Wenn die erste Prämie einer Kraftfahrt-Vollkaskoversicherung bei Eintritt des Versicherungsfalles nicht bezahlt ist

Wenn die erste Prämie einer Kraftfahrt-Vollkaskoversicherung bei Eintritt des Versicherungsfalles nicht bezahlt ist

Die Leistungsfreiheit des Versicherers wegen Nichtzahlung der einmaligen oder ersten Versicherungsprämie setzt den Nachweis des Zugangs einer entsprechenden Prämienrechnung voraus.

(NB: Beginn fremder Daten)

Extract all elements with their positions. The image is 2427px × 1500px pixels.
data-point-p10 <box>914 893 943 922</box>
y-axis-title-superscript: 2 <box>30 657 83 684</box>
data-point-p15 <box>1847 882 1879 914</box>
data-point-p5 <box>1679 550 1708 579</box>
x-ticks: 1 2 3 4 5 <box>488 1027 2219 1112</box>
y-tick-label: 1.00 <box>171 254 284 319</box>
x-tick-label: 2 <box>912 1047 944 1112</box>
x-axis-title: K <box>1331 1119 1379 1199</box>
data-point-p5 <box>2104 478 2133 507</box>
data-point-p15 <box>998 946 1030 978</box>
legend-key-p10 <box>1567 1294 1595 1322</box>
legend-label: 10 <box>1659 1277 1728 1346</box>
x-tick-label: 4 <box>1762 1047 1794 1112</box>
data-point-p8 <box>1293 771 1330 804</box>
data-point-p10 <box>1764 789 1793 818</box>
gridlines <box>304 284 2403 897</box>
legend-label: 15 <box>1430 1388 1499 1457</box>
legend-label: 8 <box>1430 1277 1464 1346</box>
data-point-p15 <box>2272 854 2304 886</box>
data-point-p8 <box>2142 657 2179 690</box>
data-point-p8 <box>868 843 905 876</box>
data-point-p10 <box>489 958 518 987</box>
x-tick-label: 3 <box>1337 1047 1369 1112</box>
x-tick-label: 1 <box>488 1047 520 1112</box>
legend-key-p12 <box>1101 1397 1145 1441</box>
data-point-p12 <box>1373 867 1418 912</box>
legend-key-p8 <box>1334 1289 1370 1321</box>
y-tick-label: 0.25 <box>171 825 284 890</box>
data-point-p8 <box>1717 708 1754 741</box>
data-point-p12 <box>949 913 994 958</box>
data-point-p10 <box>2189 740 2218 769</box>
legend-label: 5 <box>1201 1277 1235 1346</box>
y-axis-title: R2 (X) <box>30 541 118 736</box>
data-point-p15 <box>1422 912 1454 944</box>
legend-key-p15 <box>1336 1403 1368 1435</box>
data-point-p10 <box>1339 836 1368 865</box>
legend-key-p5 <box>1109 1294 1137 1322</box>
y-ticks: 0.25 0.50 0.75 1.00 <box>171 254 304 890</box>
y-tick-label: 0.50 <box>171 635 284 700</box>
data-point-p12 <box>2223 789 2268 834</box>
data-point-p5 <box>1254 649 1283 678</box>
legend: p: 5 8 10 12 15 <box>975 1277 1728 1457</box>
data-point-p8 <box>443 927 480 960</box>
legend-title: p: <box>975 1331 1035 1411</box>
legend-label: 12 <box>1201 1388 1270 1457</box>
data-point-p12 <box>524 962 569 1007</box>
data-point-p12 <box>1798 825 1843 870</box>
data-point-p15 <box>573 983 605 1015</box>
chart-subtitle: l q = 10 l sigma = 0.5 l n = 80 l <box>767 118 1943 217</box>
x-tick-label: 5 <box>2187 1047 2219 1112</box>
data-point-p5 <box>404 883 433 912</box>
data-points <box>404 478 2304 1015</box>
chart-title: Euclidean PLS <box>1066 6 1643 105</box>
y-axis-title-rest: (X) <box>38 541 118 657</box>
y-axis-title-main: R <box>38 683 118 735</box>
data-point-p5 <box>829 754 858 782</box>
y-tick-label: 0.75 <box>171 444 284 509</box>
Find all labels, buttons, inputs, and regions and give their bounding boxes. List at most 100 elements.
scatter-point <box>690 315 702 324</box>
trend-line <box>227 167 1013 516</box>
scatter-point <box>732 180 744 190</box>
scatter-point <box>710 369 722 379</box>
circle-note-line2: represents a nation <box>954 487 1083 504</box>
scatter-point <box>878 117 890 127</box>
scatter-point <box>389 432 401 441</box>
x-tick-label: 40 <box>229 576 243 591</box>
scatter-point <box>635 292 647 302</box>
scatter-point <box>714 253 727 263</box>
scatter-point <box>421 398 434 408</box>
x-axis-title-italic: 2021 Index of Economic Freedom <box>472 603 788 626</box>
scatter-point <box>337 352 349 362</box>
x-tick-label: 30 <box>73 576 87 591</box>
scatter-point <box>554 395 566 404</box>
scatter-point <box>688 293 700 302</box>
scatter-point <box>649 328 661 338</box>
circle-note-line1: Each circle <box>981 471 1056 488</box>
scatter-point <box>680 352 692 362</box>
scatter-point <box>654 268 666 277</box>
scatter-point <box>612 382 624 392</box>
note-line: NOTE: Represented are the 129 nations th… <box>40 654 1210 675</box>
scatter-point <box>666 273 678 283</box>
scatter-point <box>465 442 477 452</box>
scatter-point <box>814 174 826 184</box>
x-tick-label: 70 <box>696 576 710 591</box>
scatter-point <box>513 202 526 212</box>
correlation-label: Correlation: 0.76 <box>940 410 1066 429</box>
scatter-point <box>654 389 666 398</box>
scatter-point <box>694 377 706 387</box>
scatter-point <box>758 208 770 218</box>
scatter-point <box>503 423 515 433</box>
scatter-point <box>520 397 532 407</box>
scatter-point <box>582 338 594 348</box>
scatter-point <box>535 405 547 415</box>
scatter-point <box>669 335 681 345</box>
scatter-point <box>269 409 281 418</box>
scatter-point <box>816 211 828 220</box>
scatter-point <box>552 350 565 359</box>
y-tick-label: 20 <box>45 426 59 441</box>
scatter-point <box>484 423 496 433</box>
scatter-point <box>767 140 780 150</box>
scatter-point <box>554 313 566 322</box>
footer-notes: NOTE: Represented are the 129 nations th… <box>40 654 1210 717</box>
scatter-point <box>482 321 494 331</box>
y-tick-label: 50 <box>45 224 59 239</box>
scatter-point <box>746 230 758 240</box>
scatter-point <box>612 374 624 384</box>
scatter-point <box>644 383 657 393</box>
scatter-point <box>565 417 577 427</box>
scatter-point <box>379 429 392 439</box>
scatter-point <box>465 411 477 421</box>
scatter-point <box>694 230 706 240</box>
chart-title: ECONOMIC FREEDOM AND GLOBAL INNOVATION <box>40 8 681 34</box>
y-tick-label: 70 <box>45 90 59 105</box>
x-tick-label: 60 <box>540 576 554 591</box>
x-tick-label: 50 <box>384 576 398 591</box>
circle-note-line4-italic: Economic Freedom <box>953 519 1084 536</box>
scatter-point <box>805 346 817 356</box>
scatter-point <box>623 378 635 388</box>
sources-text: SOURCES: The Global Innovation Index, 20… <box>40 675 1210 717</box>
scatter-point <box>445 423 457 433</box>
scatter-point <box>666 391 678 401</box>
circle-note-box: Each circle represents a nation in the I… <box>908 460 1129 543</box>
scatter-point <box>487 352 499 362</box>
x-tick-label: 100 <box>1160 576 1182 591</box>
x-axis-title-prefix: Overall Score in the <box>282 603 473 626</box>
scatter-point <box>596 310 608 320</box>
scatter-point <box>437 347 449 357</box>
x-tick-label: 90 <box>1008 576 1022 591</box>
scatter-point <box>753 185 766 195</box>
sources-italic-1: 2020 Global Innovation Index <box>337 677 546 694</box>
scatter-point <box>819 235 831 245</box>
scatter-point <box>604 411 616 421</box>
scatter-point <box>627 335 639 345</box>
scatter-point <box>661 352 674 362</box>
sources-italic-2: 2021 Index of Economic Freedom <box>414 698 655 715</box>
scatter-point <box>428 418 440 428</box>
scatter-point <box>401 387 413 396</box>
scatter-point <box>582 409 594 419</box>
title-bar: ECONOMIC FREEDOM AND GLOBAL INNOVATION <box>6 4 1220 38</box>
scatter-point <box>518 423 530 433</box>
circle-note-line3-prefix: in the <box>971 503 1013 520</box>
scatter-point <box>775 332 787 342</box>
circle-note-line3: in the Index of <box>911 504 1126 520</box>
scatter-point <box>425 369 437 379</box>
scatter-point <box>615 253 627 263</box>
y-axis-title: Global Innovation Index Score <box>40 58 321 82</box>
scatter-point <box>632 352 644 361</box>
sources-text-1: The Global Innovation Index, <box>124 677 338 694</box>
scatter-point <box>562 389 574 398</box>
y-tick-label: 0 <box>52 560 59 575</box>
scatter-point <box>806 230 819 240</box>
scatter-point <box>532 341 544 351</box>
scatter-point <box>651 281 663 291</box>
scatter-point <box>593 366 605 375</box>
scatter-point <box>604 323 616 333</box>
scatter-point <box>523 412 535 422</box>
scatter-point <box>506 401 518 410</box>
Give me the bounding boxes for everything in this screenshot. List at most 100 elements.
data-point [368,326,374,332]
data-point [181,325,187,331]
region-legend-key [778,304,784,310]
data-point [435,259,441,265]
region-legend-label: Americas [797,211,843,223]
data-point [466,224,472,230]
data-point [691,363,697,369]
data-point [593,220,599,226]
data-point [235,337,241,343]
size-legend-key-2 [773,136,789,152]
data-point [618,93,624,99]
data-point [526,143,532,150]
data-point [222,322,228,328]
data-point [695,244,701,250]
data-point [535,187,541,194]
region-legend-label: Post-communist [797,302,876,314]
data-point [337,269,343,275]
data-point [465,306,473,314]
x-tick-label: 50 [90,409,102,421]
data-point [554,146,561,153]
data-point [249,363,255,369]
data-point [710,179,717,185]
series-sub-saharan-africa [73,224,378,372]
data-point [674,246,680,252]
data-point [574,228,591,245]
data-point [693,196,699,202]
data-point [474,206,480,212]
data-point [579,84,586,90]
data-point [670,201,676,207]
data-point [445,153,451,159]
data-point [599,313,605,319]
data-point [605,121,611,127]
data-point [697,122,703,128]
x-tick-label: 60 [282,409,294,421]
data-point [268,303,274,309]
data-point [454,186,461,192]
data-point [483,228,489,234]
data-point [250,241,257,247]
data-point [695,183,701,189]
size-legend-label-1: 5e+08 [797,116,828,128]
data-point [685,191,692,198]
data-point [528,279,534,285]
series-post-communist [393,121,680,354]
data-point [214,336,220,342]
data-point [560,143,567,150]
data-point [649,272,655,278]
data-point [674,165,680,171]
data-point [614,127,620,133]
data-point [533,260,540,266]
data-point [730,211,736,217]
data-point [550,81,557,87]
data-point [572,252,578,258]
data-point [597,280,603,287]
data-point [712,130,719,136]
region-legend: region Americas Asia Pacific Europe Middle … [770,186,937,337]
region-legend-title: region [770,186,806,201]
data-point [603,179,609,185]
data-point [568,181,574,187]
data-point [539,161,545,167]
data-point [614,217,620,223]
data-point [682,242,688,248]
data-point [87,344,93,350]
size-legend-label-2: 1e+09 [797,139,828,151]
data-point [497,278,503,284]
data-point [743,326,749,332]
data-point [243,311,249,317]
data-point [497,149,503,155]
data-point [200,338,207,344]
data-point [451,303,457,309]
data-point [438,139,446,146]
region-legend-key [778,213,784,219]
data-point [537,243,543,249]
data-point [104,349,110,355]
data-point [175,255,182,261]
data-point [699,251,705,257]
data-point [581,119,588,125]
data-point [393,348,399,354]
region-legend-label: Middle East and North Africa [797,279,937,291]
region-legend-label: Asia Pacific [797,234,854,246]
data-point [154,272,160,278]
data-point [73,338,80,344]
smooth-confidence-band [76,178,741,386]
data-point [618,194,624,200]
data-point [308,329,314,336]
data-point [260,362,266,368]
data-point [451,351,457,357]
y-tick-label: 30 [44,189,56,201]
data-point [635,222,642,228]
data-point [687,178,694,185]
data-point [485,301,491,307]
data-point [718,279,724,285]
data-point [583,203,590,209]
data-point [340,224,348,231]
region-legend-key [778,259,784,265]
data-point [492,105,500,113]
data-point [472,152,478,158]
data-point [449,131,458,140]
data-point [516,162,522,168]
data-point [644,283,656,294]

Darauf hat das Oberlandesgericht (OLG) Stuttgart mit Urteil vom 10.09.2015 – 7 U 78/15 – hingewiesen und in einem Fall,

  • in dem der Kläger nach einem Verkehrsunfall mit seinem PKW, aufgrund des zwischen den Parteien geschlossenen Vertrages über eine Kraftfahrt-Vollkaskoversicherung, den dadurch entstandenen Schaden in Höhe von 5.504,32 EUR, abzüglich des Selbstbehalts von 300,00 EUR, von dem beklagten Versicherer verlangt hatte,
  • den Versicherer antragsgemäß verurteilt, weil
    • dieser sich gegen den geltend gemachten Anspruch ausschließlich damit verteidigt hatte, er sei wirksam nach § 37 Abs. 1 Versicherungsvertragsgesetz (VVG) vom Versicherungsvertrag zurückgetreten sowie zudem auch nach § 37 Abs. 2 VVG leistungsfrei,
    • vom Kläger der Zugang des Versicherungsscheins bestritten worden war und
    • der beklagte Versicherer nicht bewiesen hatte, dass dem klagenden Versicherungsnehmer der einschlägige Versicherungsschein vor dem Verkehrsunfall bzw. vor Zugang des Rücktrittsschreibens zugegangen war.

 

Wie das OLG Stuttgart zur Begründung seiner Entscheidung ausgeführt hat,

  • ist nach § 37 Abs. 1 Versicherungsvertragsgesetz (VVG) der Versicherer, wird die einmalige oder die erste Prämie nicht rechtzeitig gezahlt, solange zum Rücktritt vom Vertrag berechtigt, wie die Zahlung nicht bewirkt ist und
  • nach § 37 Abs. 2 Satz 1 VVG nicht zur Leistung verpflichtet, wenn die einmalige oder die erste Prämie bei Eintritt des Versicherungsfalls nicht gezahlt ist und der Versicherer den Versicherungsnehmer durch gesonderte Mitteilung in Textform oder durch einen auffälligen Hinweis im Versicherungsschein auf diese Rechtsfolge der Nichtzahlung der Prämie aufmerksam gemacht hat,

 

es sei denn, der Versicherungsnehmer hat die Nichtzahlung nicht zu vertreten.

Voraussetzung von Rücktrittsrecht und Leistungsfreiheit ist es demnach,

  • dass die Erstprämie nicht rechtzeitig gezahlt worden ist,
  • was das Ausbleiben der Leistungshandlung zum Zeitpunkt der Fälligkeit voraussetzt.

 

Für den obigen Streitfall bedeutet dies,

  • die Erstprämie, auf deren Nichtzahlung sich der Versicherer zur Begründung seines auf § 37 Abs. 1 VVG bzw. aus § 37 Abs. 2 VVG gestützten Einwands beruft,
  • hätte zum Zeitpunkt des Verkehrsunfalls bzw. zum Zeitpunkt des erklärten Rücktritts zur Zahlung fällig sein müssen.

 

Fälligkeitsvoraussetzung ist indes

  • der Zugang des Versicherungsscheins,
  • für den der Versicherer darlegungs- und beweisbelastet ist, wenn der Versicherungsnehmer den Zugang bestreitet, wobei er sich insoweit auf einfaches Bestreiten beschränken kann.

 

Einen solchen Zugang beweist – auch nicht prima facie – weder die Absendung, noch der Umstand, dass die Sendung nicht zurückgekommen ist.
Erfahrungssätze, dass Postsendungen den Empfänger erreichen bestehen nämlich nicht, zumal es in der Hand des Versicherers liegt, etwaige Beweisschwierigkeiten zu vermeiden, indem er den Versicherungsschein durch Einschreiben mit Rückschein übersendet. Verzichtet ein Versicherer hierauf führt dies dazu, dass er die durch eine Beweisfälligkeit entstehenden Kosten zu tragen hat.